What Monty Must Do

This one is about what Mr Monty shouldn’t do in the game show! The discussion on the “ideal” Monty Hall problem is available in a different post. Nonetheless, a quick proof is here. Suppose the player chose door 1 and Monty opened door 2, the probability of the car behind door 1 given Monty opened door 2 is P(C1|D2). Applying the Bayes’ formula,

\\ P(C1|D2) = \frac{P(D2|C1)*P(C1)}{P(D2|C1)*P(C1) + P(D2|C2)*P(C2) + P(D2|C3)*P(C3)} \\ \\ P(C1|D2) = \frac{(1/2)*(1/3)}{(1/2)*(1/3) + 0*(1/3) + (1*(1/3))} = \frac{1}{3} \\ \\ P(C3|D2) = 1 - 0  -  P(C1|D2)  = \frac{2}{3}

Explanation

The prior probabilities, P(C1), P(C3) and P(C3), are all equal at 1/3. P(D2|C1) = 1/2 because Monty can not open D1, and only D2 or D3 (one out of two) is available. P(D2|C2) = 0 since Monty can never open D2 if the car is behind the door 2. Since the car really exists behind one of those doors, P(C1) + P(C3) + P(C3) and P(C1|D2) + P(C2|D2) + P(C3|D2) are both unity.

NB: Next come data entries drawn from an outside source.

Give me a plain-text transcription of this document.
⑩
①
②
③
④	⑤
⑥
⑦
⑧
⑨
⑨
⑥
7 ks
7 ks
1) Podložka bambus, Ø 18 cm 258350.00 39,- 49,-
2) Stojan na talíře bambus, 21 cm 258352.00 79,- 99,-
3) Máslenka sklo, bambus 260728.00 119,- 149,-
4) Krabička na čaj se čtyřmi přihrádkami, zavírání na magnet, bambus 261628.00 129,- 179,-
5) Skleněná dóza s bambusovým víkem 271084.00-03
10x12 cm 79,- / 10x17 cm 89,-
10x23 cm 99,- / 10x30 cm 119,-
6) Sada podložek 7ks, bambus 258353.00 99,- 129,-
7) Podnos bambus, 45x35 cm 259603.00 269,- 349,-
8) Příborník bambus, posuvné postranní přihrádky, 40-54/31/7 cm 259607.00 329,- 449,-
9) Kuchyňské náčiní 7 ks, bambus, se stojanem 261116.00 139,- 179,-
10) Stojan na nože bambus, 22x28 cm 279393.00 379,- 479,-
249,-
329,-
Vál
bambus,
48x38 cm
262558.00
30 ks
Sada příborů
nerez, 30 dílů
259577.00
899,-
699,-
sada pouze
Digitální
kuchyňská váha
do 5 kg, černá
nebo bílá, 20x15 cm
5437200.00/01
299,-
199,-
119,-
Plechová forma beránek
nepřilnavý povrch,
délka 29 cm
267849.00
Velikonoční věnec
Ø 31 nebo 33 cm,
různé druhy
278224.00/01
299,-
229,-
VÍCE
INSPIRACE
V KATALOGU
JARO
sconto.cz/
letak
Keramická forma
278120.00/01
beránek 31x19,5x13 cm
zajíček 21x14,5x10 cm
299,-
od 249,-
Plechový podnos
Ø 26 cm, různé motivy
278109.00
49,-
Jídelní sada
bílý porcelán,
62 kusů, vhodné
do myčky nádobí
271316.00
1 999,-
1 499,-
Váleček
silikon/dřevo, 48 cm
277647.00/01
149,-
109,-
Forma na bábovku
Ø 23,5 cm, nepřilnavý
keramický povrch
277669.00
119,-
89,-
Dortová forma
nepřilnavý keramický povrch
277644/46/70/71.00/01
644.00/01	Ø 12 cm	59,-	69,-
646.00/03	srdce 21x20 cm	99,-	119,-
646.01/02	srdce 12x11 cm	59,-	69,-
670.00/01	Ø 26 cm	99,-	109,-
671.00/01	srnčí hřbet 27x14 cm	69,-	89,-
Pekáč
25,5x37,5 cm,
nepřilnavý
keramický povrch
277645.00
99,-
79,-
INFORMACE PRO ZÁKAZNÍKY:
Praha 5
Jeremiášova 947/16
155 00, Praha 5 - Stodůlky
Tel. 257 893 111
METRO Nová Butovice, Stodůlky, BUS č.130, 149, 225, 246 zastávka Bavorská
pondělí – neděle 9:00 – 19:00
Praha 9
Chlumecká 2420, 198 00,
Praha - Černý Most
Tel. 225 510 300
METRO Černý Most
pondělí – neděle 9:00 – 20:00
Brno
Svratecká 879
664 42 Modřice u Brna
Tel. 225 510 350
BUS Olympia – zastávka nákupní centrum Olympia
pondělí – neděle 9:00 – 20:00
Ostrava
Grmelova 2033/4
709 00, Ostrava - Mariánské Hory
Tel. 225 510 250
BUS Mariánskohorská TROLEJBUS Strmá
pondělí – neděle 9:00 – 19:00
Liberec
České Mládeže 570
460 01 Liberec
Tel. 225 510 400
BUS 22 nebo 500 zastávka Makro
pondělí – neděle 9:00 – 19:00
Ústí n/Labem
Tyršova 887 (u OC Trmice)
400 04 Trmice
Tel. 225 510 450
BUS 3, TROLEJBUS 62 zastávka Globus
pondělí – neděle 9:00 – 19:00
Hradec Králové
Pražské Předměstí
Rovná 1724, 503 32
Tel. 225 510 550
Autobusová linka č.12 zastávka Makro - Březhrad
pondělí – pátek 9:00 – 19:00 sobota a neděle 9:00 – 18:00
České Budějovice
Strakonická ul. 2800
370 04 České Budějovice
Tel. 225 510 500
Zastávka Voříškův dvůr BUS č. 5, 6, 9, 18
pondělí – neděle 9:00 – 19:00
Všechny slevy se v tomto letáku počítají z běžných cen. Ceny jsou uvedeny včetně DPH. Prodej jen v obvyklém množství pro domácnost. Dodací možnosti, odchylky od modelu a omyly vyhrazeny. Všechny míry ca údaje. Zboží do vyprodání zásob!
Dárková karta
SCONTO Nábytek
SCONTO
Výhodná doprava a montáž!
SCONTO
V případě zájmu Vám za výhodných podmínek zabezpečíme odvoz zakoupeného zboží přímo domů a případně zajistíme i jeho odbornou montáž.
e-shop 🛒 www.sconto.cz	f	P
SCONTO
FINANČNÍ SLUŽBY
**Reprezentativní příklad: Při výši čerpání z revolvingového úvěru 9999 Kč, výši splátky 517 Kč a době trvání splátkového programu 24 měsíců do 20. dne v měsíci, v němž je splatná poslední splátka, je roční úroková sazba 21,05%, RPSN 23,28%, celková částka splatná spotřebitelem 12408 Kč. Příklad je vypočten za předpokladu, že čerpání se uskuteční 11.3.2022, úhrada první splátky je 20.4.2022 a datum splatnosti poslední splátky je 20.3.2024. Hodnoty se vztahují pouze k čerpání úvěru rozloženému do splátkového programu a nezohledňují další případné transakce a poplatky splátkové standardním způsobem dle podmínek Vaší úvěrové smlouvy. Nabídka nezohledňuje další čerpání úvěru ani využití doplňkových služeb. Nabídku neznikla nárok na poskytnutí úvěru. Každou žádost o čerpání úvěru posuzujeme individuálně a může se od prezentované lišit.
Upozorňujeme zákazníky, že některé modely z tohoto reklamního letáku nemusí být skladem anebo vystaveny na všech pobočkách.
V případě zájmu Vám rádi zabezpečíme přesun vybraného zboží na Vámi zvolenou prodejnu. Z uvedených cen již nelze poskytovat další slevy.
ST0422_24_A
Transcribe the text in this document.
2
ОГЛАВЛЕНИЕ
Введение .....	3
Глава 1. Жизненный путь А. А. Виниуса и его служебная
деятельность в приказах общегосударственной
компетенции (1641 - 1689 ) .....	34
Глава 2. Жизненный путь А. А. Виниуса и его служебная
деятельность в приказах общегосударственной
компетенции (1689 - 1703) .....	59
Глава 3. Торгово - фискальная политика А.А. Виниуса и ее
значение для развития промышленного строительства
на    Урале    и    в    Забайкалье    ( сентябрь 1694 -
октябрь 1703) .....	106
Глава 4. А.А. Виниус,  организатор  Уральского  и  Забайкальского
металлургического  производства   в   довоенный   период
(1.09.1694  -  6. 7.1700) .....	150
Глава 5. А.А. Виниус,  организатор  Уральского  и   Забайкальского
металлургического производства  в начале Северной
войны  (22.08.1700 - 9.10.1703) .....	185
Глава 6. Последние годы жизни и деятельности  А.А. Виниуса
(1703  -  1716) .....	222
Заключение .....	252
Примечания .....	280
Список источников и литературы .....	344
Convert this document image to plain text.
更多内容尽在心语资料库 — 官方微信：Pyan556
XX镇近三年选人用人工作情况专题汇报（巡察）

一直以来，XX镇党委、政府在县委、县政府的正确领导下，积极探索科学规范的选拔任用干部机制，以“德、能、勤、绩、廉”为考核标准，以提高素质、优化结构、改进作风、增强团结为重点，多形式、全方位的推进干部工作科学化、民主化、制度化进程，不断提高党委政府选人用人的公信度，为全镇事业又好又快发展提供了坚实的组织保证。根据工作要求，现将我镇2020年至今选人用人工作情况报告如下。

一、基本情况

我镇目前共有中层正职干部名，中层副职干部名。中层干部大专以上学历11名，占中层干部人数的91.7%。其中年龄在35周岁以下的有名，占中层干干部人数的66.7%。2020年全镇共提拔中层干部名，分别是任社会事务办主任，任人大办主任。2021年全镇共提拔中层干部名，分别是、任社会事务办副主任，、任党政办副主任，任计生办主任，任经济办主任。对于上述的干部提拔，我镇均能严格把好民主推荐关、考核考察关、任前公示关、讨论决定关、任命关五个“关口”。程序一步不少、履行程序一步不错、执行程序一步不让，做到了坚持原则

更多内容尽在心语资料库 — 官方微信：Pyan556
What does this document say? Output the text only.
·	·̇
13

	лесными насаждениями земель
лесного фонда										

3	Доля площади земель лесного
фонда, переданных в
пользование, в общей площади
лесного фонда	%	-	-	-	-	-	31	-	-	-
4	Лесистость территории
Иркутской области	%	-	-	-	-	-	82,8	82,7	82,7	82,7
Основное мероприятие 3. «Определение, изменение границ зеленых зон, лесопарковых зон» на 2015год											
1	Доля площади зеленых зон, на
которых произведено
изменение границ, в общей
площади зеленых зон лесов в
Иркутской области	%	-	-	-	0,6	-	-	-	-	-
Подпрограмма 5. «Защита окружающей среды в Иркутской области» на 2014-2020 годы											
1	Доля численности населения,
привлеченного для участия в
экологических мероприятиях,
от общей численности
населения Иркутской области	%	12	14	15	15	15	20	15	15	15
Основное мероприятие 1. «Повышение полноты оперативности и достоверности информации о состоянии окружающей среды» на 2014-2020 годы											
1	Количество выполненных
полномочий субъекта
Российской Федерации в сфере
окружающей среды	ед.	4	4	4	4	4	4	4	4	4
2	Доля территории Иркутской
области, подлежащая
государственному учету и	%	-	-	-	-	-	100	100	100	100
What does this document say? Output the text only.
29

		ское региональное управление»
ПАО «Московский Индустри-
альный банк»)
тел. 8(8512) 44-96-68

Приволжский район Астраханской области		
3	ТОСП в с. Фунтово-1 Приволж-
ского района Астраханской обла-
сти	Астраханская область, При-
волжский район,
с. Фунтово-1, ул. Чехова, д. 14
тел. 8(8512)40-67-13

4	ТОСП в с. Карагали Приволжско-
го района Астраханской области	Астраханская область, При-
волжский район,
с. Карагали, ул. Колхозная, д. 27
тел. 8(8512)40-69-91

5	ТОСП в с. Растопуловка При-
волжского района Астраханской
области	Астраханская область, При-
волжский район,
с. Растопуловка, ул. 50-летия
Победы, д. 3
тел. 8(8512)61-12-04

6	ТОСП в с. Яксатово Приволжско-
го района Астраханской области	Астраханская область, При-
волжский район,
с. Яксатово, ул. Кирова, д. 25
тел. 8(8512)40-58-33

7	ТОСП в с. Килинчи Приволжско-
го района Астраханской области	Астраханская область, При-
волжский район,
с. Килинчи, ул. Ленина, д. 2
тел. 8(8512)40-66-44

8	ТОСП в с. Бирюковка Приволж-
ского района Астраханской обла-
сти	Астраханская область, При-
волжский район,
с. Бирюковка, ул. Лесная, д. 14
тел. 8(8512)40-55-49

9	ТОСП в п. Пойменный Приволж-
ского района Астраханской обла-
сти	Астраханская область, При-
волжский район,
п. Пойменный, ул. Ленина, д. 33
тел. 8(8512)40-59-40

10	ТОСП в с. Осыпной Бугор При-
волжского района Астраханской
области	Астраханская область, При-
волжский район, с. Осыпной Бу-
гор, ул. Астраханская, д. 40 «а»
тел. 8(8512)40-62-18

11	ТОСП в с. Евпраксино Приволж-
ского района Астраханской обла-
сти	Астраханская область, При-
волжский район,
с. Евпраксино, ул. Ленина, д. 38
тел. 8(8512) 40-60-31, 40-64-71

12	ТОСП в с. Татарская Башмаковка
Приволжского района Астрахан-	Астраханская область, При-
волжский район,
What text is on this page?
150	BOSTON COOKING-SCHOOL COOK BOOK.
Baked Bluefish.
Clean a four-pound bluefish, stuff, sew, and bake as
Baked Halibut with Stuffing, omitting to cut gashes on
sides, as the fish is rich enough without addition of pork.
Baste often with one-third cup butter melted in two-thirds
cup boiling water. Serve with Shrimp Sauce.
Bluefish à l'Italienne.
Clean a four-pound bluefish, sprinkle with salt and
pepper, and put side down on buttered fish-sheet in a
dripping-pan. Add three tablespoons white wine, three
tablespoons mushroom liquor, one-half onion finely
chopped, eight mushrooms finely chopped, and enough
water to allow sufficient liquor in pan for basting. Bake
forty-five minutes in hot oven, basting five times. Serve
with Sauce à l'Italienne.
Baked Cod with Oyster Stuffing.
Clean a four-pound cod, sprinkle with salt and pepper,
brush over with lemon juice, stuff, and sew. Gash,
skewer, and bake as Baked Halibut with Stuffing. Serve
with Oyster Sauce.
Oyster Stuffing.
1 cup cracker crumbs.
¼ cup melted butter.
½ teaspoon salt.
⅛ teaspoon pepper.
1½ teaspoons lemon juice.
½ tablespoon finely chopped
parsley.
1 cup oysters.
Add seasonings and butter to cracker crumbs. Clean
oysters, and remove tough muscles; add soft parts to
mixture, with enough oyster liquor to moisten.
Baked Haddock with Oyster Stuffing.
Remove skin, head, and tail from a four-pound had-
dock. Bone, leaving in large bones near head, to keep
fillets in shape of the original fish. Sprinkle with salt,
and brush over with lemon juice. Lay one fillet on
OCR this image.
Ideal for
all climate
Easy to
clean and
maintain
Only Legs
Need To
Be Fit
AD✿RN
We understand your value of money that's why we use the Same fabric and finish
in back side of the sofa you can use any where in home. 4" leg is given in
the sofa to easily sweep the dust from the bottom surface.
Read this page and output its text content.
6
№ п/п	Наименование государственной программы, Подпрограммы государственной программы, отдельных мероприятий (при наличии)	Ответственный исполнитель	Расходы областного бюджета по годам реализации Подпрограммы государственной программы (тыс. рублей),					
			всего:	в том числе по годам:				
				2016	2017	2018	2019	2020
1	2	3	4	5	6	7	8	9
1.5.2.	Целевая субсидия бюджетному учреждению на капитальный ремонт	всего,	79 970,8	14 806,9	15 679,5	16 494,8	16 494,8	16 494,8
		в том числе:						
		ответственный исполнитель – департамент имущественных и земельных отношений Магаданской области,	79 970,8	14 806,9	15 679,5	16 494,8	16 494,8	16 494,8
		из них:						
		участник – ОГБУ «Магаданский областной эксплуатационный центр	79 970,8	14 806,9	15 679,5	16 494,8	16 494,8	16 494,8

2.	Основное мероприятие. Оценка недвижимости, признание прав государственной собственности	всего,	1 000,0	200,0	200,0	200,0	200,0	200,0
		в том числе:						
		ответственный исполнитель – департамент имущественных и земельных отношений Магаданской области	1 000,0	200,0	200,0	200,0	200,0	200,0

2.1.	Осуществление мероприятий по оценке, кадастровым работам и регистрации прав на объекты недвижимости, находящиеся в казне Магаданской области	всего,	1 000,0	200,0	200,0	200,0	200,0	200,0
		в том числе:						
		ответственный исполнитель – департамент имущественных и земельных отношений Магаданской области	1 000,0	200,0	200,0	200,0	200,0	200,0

The real-life Monty vs the perfect problem

The motivation for this post is when I read somewhere that Monty Hall did not always open the door in the game show. If that was true, then the TV show presented a different uncertainty than what should’ve been a calculated risk due to probability.